I have no problem with every designated spokesperson or critic getting the full 45 minutes, but we have to recognize and be vigilant around the point that the Senate is part of a bicameral Parliament, mostly modelled after the Westminster parliamentary system. We’ve had in this chamber a Leader of the Government and a Leader of the Opposition since 1867. Senator Gold still has the privilege of appointing a sponsor to promote a government bill. Therefore, it is my submission that the Leader of the Opposition should still enjoy the same privilege, obligation and responsibility of appointing a critic — no more, no less.

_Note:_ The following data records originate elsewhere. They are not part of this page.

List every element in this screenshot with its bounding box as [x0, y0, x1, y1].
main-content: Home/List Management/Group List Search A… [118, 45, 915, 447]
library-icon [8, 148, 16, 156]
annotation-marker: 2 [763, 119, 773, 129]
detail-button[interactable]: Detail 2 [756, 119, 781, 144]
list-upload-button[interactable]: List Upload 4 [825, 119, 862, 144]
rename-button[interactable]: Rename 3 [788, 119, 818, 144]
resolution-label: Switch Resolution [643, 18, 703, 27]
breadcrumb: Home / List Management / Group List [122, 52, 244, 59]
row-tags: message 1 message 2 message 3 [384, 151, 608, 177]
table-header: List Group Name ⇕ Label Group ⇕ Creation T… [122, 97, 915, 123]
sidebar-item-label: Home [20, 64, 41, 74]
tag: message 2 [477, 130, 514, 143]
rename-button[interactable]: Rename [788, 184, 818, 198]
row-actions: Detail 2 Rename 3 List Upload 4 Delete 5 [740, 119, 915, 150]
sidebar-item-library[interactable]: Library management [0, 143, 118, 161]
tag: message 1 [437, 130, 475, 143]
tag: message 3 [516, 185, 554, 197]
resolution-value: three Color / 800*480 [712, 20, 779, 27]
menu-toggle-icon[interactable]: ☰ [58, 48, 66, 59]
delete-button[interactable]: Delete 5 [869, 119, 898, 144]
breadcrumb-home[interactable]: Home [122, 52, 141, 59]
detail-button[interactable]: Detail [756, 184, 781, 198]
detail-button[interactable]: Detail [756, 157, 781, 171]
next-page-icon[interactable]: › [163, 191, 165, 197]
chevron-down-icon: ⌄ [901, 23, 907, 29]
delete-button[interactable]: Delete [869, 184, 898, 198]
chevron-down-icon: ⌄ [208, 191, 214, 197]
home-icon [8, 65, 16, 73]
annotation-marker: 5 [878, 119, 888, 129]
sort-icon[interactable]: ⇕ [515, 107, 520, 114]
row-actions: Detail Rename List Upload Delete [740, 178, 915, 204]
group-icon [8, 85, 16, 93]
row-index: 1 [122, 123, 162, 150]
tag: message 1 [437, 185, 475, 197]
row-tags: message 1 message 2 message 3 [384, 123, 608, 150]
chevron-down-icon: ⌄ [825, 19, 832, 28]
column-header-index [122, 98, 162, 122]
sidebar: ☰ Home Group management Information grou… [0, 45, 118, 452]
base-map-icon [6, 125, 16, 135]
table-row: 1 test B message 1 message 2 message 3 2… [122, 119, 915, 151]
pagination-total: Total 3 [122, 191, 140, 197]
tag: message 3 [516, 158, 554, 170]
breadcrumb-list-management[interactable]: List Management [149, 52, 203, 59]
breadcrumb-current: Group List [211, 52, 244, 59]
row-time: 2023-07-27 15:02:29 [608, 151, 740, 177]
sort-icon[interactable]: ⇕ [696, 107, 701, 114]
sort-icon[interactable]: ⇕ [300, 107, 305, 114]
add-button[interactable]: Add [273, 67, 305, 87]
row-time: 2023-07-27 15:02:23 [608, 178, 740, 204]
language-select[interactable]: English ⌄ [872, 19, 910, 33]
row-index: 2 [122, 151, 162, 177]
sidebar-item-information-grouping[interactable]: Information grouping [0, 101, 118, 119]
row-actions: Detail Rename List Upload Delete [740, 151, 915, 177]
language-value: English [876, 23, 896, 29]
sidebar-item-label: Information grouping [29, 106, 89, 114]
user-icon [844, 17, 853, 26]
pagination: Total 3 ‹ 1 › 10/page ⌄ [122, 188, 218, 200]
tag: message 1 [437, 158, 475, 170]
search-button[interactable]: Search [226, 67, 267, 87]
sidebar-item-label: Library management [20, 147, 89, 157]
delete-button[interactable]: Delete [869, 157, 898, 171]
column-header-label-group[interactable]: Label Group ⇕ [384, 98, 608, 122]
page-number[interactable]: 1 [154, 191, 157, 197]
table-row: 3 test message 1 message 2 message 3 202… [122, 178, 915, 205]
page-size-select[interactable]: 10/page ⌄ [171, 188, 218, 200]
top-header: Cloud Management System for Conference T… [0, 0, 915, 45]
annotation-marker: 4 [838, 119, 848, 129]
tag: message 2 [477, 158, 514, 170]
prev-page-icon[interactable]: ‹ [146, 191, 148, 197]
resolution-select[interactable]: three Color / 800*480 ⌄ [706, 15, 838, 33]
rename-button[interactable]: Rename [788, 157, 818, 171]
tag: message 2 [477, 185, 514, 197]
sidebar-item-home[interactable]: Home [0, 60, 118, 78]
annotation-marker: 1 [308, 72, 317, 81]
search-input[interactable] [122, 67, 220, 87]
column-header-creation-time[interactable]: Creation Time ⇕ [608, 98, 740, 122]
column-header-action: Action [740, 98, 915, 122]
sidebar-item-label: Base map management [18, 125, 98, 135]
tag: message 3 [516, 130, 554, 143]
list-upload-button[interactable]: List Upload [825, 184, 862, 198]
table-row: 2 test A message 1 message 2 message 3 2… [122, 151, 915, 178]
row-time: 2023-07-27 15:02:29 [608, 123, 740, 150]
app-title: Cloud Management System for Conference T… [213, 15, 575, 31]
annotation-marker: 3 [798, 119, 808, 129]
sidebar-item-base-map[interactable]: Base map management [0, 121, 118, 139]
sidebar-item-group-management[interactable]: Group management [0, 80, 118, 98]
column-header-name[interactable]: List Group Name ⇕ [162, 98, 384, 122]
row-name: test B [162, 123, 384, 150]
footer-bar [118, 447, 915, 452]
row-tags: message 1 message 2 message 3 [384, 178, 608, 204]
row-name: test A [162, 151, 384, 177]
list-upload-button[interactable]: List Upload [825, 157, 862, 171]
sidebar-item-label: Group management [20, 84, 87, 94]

I said earlier that I think the new Senate functions well. It’s more dynamic and exciting, but part of the reason is because there is somebody who gets up every morning and tries to figure out how to poke holes in the government’s sales pitch. If we don’t have that, we will be losing a huge part of that dynamic. We’ve talked about this before. The fact of the matter is, important decisions should be made by uncomfortable people, and that is the role that the opposition plays.
I’m proposing that the role of critic be retained in the definitions and that we simply add the role of a spokesperson, which would be for groups other than the government and other than the opposition.
I want to say this out loud to our colleagues in the Conservative caucus. I think many Conservative members have expressed concerns about an attack on the opposition. I don’t see anything in this as an attack on the opposition, either overt or covert. The amendments that I am proposing, I think, make doubly sure that that is not the case.
I ask that all of us consider that as we go through this. But that was definitely the lens in which I and my researchers looked through Senator Woo’s motion, and it does form the basis for my amendments.
I think we are way past playing politics or using stall tactics on this kind of reform. It is time to finish the job that we initiated some four years ago, in 2016, on modernization.
I genuinely believe that levelling the playing field, as described in this motion, does not reduce the role of opposition or take away tools available to the opposition.
I think we all stand to benefit from the important work that was achieved by the special Senate Committee on Modernization, Senator Woo and other distinguished colleagues in this chamber, relating to amendments to our rules.